# Statistics Basics Assignment



---
## Question 1: Descriptive vs. Inferential Statistics
What is the difference between descriptive statistics and inferential statistics? Explain with examples.

### Answer:
The primary difference lies in their purpose:

1.  **Descriptive Statistics**: Focuses on summarizing and describing the characteristics of a specific dataset. It seeks to describe **what the data is**.
2.  **Inferential Statistics**: Focuses on using a sample of data to make predictions, draw conclusions, or generalize about a larger **population**. It seeks to infer **what the data means**.
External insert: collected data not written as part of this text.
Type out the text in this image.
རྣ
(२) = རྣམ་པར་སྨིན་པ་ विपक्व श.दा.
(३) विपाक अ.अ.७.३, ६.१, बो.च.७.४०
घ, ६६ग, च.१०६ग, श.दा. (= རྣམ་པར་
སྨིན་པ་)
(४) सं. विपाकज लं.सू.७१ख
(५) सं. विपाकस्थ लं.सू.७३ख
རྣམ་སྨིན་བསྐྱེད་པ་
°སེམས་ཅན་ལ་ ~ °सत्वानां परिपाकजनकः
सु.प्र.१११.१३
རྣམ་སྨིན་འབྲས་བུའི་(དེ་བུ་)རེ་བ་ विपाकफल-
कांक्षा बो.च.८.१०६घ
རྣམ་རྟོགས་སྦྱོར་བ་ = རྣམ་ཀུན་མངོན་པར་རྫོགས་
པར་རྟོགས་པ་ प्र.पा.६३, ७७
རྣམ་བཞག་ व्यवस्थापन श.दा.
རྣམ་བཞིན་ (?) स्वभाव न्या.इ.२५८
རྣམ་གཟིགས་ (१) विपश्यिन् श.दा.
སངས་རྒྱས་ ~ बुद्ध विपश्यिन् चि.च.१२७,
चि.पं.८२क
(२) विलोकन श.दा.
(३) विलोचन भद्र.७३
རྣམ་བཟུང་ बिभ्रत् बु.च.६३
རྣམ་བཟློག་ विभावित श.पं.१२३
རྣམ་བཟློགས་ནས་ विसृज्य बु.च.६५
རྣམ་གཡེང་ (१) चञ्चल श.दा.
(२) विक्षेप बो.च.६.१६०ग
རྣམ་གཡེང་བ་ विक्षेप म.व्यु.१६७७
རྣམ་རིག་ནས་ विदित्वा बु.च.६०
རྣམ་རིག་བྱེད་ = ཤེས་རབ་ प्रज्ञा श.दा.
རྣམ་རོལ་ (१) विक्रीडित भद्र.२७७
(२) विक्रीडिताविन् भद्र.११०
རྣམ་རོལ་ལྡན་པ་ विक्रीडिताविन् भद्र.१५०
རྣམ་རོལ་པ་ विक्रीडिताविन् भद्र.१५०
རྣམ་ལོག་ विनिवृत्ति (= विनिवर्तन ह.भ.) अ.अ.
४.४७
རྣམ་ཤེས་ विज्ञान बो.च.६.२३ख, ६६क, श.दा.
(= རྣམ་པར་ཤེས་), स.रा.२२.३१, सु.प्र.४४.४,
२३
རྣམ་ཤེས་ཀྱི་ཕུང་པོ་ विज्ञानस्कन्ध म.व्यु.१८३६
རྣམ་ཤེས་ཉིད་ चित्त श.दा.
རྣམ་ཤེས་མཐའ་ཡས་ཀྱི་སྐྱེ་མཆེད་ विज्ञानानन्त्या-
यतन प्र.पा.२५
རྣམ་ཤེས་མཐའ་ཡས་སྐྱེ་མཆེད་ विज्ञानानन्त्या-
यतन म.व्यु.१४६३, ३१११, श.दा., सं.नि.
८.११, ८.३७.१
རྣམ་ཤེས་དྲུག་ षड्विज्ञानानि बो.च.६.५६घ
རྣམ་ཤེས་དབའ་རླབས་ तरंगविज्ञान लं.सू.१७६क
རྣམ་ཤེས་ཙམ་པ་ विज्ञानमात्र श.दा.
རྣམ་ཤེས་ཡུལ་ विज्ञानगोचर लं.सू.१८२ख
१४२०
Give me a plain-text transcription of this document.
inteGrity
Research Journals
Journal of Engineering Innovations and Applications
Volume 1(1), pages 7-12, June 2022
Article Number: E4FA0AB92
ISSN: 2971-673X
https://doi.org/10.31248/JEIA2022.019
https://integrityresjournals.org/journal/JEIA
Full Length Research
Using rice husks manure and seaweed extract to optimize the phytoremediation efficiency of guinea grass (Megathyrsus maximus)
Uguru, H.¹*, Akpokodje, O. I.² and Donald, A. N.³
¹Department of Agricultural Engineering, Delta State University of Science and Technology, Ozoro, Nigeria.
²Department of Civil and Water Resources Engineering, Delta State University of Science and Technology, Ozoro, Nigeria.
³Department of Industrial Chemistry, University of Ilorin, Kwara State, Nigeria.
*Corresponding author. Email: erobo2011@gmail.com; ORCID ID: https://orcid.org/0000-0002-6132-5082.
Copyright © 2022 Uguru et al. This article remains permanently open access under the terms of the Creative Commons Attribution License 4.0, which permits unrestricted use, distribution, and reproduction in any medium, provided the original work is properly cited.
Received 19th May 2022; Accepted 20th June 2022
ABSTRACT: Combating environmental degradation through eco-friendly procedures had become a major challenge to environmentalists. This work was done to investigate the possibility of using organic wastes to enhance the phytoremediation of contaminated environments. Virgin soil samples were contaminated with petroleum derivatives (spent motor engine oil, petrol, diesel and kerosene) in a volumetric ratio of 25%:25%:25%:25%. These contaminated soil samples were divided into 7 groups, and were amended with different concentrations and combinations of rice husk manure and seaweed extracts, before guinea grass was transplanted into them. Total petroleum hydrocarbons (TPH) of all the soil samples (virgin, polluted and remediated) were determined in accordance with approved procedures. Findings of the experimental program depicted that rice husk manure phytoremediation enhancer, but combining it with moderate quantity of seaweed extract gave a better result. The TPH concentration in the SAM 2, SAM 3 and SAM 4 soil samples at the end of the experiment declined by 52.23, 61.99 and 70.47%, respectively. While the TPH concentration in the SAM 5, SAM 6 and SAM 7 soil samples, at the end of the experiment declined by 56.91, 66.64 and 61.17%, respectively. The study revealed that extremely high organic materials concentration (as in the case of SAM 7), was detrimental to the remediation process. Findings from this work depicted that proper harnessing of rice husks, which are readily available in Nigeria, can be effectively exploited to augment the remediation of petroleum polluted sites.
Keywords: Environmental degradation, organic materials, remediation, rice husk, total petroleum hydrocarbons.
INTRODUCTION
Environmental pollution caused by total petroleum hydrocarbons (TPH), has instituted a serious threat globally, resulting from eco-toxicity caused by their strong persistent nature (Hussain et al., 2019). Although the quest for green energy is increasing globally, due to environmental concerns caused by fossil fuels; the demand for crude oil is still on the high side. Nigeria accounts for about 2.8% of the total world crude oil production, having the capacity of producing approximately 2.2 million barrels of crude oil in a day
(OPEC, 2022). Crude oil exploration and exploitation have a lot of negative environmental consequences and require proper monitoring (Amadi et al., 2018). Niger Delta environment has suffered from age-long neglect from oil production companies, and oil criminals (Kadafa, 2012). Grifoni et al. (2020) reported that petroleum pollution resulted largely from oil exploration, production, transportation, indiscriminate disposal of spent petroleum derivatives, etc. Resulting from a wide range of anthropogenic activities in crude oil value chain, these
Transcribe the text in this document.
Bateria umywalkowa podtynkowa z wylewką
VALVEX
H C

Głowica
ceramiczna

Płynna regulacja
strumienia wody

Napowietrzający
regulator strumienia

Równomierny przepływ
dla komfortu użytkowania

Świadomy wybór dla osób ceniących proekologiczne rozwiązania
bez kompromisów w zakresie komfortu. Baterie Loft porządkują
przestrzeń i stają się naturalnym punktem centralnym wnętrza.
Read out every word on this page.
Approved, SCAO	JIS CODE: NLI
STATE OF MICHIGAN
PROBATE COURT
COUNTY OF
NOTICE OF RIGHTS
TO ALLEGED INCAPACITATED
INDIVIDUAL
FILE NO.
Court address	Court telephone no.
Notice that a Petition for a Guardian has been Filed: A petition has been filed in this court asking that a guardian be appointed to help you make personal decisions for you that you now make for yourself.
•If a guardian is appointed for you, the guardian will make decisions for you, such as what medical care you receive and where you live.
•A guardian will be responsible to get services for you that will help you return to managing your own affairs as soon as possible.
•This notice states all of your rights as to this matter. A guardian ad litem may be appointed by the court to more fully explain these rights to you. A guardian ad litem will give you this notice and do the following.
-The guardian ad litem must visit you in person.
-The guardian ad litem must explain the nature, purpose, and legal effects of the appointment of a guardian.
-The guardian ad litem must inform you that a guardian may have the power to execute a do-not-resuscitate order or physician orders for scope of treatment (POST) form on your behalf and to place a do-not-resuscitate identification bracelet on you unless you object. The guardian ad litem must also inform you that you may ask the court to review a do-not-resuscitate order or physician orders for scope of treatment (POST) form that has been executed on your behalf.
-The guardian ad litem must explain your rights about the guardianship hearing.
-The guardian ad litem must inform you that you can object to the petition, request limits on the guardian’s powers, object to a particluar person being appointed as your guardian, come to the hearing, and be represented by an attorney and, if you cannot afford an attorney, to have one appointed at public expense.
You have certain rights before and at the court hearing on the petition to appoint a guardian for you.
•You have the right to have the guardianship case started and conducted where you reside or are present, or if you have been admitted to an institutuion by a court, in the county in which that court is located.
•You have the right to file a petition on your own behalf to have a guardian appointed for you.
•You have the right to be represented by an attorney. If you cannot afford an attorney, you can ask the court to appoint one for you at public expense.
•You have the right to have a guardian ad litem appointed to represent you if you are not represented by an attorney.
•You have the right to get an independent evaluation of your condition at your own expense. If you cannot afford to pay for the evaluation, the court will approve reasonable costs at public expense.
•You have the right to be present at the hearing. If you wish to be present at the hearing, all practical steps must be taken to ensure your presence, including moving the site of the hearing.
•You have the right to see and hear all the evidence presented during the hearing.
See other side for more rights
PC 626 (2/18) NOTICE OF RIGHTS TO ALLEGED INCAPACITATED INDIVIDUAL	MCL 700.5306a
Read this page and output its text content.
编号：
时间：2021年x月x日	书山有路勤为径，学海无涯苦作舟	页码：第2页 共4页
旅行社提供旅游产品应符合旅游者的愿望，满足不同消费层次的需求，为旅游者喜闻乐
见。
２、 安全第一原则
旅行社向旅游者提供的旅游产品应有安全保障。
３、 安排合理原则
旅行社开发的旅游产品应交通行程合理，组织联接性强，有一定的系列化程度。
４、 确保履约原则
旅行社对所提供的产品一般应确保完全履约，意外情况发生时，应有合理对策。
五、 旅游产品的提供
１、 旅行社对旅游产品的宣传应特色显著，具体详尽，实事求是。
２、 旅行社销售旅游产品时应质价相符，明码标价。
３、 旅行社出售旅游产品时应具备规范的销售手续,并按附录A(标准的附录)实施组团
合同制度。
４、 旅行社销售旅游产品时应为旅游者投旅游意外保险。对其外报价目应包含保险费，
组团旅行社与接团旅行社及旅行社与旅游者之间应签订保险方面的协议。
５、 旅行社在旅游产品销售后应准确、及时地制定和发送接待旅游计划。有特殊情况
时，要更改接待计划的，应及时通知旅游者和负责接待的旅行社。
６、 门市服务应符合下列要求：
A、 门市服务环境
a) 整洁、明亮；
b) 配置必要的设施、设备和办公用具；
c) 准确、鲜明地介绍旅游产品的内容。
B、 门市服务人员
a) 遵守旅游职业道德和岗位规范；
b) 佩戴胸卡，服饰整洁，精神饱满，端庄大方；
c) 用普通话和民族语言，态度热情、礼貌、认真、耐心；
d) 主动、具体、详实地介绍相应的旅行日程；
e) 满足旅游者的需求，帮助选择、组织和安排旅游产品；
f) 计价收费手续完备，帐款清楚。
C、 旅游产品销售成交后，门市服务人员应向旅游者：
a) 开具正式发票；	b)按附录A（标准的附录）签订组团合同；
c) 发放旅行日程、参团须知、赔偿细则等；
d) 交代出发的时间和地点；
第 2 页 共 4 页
### Explanation and Examples

| Feature | Descriptive Statistics | Inferential Statistics |
| :--- | :--- | :--- |
| **Purpose** | To organize, summarize, and present data. | To make generalizations, predictions, or inferences about a population from a sample. |
| **Tools** | Mean, Median, Mode, Standard Deviation, Histograms, Box Plots. | Hypothesis Testing, Confidence Intervals, Regression Analysis. |
| **Example** | Calculating the **average score** $(\bar{x})$ of all students in a single class on a final exam. | Surveying a **random sample of 1,000 voters** and using the results to **predict** the winner of a national presidential election. |

---
## Question 2: Sampling and Sampling Types
What is sampling in statistics? Explain the differences between random and stratified sampling.

### Answer:
### What is Sampling?
**Sampling** in statistics is the process of selecting a smaller, manageable subset (**sample**) of individuals or items from a larger group (**population**) in order to estimate the characteristics of the whole population. It's used because studying every single member of a large population is often too expensive or time-consuming.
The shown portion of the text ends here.